Match a company or client’s unique brand identity with color theming at many different levels of granularity allowing for customization at an application or component level.
Font customization and the Clarity Icons API offer the power to reinforce identity at the most fundamental levels of user experience.
Depending on users’ expectations, different applications may require different degrees of information density. Clarity themes can be adjusted to make an application as sparse or compact as it needs to be.
Themes offer a great deal of flexibility — which can be both a good and bad thing. The Clarity team has put continued effort towards accessibility and the intentional use of color so that our end users can add great value to their products with minimal investment.

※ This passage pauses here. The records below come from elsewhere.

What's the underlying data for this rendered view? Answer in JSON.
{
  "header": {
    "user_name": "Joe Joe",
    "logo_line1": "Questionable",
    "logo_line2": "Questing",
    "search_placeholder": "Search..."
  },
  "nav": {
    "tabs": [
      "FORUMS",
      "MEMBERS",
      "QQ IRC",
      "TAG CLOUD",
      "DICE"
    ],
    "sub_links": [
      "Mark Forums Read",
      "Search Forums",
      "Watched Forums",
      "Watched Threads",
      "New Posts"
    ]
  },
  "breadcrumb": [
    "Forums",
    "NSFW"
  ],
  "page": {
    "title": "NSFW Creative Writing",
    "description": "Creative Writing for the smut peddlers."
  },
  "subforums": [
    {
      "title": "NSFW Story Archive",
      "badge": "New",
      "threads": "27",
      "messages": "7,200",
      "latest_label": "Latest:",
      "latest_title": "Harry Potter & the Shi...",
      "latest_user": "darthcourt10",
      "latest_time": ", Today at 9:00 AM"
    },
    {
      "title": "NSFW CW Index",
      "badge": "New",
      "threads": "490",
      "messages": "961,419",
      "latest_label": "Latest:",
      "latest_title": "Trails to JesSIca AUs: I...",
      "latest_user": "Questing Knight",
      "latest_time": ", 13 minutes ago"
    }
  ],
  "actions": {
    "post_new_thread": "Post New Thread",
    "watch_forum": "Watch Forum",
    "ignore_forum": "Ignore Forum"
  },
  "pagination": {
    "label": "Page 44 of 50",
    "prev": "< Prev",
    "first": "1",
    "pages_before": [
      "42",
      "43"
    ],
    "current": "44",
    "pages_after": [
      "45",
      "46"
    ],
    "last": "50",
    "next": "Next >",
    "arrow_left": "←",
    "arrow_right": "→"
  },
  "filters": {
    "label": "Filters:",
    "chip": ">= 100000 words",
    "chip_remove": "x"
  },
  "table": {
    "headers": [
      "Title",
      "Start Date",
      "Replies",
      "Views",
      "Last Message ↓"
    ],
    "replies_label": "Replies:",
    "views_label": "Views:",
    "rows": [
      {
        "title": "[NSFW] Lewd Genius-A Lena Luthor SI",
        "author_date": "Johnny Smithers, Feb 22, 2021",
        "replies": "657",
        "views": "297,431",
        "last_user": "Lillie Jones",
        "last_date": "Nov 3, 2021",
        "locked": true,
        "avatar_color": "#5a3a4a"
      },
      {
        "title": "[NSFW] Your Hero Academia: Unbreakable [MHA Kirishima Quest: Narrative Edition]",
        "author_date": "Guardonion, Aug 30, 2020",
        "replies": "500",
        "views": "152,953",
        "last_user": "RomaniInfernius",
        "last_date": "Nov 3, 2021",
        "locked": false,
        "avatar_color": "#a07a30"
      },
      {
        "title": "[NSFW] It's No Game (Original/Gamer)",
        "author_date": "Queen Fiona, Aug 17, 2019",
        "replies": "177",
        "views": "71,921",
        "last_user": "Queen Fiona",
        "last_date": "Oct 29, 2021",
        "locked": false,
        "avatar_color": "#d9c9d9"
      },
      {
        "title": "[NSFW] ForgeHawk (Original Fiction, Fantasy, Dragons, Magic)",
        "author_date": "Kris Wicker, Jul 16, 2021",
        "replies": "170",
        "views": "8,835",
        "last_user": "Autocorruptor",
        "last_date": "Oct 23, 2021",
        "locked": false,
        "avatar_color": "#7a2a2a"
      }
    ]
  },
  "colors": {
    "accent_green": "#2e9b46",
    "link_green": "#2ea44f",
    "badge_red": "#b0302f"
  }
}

But theming can put some of those benefits at risk. Please review the following guidelines before building a custom theme.
Use color responsibly
Use colors that reinforce your brand but in a way that is pleasing.
Save saturated or bright colors in your palette for highlights. And use them sparingly to highlight actions or content.
Harsh colors can cause eye strain for users over time. Avoid using too many bright, neon colors and avoid using highly saturated/bold colors as backgrounds over large areas of content.
Communicate with color
Consider using color to communicate meaning to users. Using colors like red for warning or danger and green for success or preferred actions reinforces your user experience.
Darker colors recede while lighter and brighter colors push forward. Be mindful of this when working with brand colors to create a custom theme.
Color draws visual focus. Visual hierarchy can be re-inforced or circumvented. Be specfic to where a design guides vidual focus. Observe an unintended effect in the example above where the content in the cards and the datagrid recede into the background while the sidenav and the header draw the visual attention away from the data.
Avoid extreme light-on-dark and dark-on-light color combinations that could contribute to eye strain.
Clarity’s color palette is WCAG AA compliant, meaning all color combinations of text-on-background meet the standard for color accessibility for our users. Use the WebAIM Color Contrast Checker tool to test text and background colors when deciding how a brand’s color palette will be used in an application.
All of the text/background combinations on the Clarity Color Palette page are tested for WCAG AA compliance.